Oilseed rape prices have dropped, driven down by improved weather prospects in key growing areas and rumours over US president Joe Biden’s intervention in the biofuel market.
Paris Matif rapeseed prices fell by as much as €20/t (£17.14/t) on Thursday 17 June before bouncing back to end the day €15/t (£12.85/t) below starting levels.
The slip saw ex-farm harvest values for July/August crops settle at about £400/t, stretching the gap between old-season and new-crop prices to about £100/t.
In Cambridgeshire, ex-farm values for new season were at about £402/t for July while further north, prices had drifted to as low as £385/t for August in parts of Scotland.
Peaks for old crop, where there was still availability, reached £525/t in Kent and East Sussex.
With old-season supplies increasingly scarce, Openfield Agriculture senior trader John Thorpe said the OSR market had become volatile on changing yield prospects for the new crop.

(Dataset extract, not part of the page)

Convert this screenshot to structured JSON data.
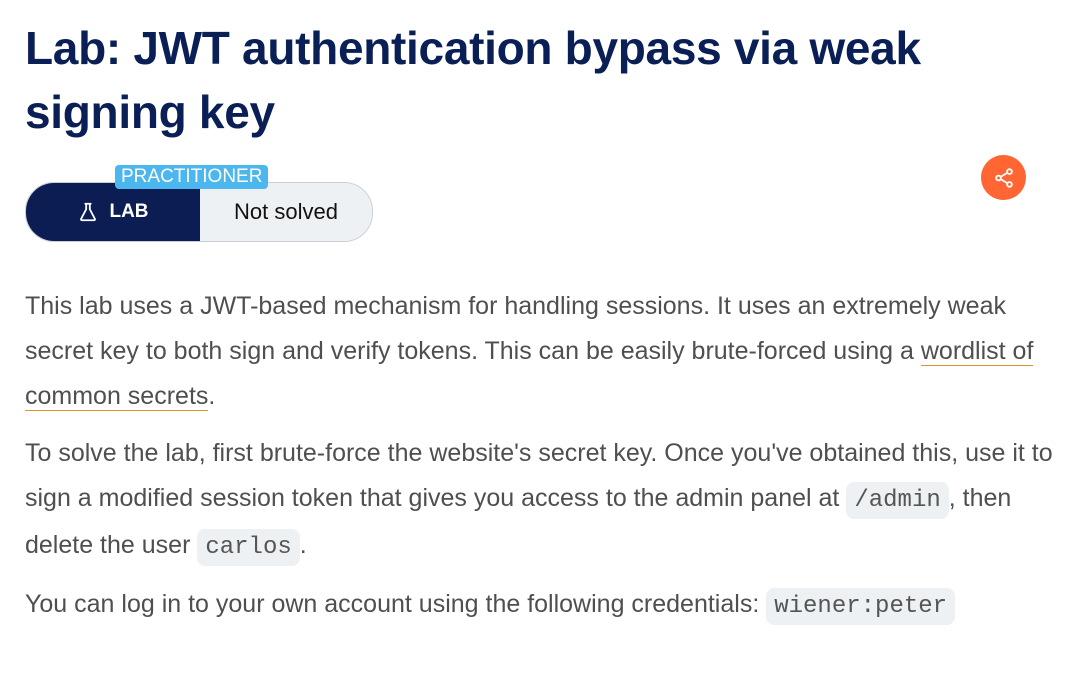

“Since the start of June, physical bid values have dropped by about £45/t,” Mr Thorpe said.
Improved weather predictions had been hugely influential, pushing up expectations for higher yields across all oilseeds – palm, sunflower, soyabean and rapeseed.

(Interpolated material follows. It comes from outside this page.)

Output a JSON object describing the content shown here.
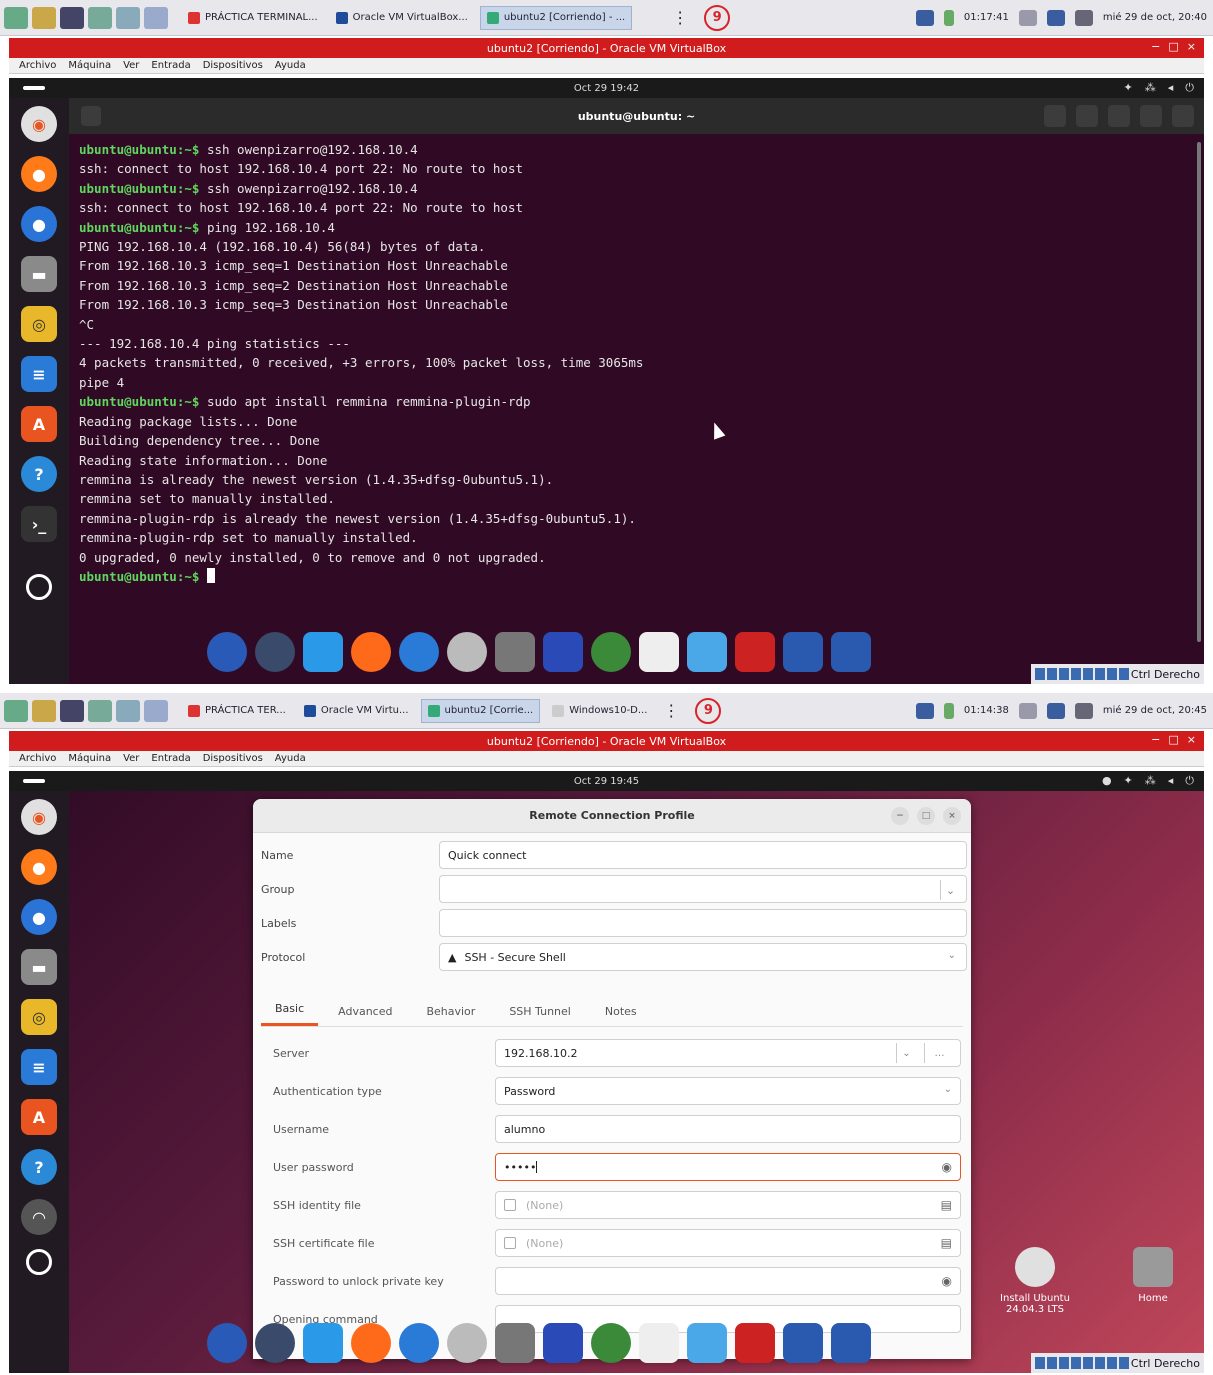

At the start of the month Canada was in the grip of an extended drought and the US had a poor start to the growing season in cold dry weather.
Yield forecasts dipped below the norm while demand was predicted to increase by 4.1% in the next year, firming prices.

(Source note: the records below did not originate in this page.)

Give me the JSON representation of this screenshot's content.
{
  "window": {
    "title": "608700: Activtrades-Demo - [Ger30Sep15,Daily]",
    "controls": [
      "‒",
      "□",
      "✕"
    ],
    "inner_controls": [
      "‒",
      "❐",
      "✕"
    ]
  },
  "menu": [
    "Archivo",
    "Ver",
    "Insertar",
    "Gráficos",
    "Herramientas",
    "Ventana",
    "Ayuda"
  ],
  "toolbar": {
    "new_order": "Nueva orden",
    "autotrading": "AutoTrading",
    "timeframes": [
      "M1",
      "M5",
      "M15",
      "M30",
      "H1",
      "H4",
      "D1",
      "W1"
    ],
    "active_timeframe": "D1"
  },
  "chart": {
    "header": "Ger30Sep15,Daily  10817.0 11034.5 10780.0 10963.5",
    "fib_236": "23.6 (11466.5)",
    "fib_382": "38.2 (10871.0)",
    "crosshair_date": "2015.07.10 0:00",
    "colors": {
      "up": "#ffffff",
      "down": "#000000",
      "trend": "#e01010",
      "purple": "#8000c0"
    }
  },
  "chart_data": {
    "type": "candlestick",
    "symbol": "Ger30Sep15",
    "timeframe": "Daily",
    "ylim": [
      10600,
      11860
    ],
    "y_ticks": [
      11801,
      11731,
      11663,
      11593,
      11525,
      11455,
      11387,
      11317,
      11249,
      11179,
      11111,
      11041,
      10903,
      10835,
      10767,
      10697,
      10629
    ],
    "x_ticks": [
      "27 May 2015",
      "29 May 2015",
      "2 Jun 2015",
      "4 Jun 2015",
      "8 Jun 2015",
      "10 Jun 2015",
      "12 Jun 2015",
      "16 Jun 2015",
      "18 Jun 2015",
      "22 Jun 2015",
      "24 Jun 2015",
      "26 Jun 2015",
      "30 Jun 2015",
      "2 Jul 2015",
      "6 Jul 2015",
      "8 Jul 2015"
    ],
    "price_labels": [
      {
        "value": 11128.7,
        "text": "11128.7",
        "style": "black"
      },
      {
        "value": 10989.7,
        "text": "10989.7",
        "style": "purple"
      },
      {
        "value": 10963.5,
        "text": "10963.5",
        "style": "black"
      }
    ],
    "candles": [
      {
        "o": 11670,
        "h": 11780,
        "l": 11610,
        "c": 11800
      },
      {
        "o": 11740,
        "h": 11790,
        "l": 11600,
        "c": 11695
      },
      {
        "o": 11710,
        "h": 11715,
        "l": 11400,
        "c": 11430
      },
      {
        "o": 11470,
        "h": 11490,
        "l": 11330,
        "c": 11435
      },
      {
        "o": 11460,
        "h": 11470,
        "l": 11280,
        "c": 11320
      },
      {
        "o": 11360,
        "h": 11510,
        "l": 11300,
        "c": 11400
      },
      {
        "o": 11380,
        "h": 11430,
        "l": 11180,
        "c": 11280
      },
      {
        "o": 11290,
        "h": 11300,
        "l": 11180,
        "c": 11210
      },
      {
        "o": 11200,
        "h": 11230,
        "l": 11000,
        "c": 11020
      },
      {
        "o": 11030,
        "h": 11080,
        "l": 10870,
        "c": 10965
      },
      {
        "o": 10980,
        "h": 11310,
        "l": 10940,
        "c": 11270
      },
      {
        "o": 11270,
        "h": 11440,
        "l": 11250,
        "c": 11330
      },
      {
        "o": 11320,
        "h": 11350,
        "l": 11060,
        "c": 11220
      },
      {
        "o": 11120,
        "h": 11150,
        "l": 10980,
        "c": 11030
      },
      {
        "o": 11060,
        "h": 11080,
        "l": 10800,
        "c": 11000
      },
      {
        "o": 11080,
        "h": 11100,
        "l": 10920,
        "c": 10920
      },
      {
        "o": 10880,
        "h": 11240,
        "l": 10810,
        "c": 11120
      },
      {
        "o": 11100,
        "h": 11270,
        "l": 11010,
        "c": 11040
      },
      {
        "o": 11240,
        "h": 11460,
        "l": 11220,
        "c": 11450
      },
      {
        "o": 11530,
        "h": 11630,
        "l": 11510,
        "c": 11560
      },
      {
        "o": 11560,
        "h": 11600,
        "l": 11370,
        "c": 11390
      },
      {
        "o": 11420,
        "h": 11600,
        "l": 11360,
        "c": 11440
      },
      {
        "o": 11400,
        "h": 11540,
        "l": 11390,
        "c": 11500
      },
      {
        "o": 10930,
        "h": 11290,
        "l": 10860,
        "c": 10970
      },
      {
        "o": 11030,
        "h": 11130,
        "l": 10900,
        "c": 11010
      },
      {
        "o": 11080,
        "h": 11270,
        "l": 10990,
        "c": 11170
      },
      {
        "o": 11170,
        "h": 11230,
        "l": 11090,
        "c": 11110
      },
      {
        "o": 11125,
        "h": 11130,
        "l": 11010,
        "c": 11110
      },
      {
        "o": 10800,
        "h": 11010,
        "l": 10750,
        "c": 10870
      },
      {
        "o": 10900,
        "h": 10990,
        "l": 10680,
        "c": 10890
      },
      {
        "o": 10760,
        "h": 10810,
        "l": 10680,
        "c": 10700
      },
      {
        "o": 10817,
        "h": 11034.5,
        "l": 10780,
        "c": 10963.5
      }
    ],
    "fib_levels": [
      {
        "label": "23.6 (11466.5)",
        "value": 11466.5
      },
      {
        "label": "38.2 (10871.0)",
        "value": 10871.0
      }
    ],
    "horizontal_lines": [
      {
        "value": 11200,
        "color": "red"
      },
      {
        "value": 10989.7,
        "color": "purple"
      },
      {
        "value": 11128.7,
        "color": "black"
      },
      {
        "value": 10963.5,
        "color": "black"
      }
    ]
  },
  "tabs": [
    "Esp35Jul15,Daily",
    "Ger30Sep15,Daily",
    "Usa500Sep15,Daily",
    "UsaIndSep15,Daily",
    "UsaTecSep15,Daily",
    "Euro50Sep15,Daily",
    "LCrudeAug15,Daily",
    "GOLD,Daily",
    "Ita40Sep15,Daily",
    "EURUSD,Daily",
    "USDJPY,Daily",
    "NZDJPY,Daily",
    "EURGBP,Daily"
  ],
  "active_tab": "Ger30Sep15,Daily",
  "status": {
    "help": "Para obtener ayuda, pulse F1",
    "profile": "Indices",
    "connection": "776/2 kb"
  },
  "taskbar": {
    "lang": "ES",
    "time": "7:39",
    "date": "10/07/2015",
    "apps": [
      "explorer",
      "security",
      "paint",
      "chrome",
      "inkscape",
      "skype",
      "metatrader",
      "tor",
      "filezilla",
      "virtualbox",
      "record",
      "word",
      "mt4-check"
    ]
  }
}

But in recent weeks rain had fallen in Canada’s canola growing regions, with more forecast ahead of harvest. Likewise, Mr Thorpe said wetter weather was predicted over the coming weeks in the major OSR growing regions of the US.
However, the UK situation was still tight with a much diminished crop of about 950,000t from 320,000ha expected this year. This is well below crushing capacity of 2m tonnes from a ceiling of 600,000ha grown in previous years, and will help support prices.
As well as the weather predictions, prices have come under intense pressure from political rumours in the US.
United Oilseeds trading manager Owen Cligg explained how a complex situation involving Mr Biden had hit prices.
In the US the level of oilseeds used in biofuels is governed by a buying mandate imposed by the government.
One of the various control mechanisms is to force biofuel blenders to use a certain percentage of oilseed in gasoline/biodiesel mixes.
If blenders don’t meet the required rates they face government penalties in the form of fines, he explained.
A lot of smaller blenders have a history of falling short and have debts building up to pay fines.
However, a rumour has surfaced that Mr Biden’s roots as a former senator in the key oilseed-growing state of Delaware will make him sympathetic to the blender’s financial position.
Blenders are hoping that Mr Biden will lower the mandate levels and waive fines.
This would have the effect of dramatically reducing demand for oilseeds for biofuel processing and could see supplies flood back on to the vegetable oil market.
Mr Cligg said this conjecture was a key reason for global price pressure and the drop in values across the world.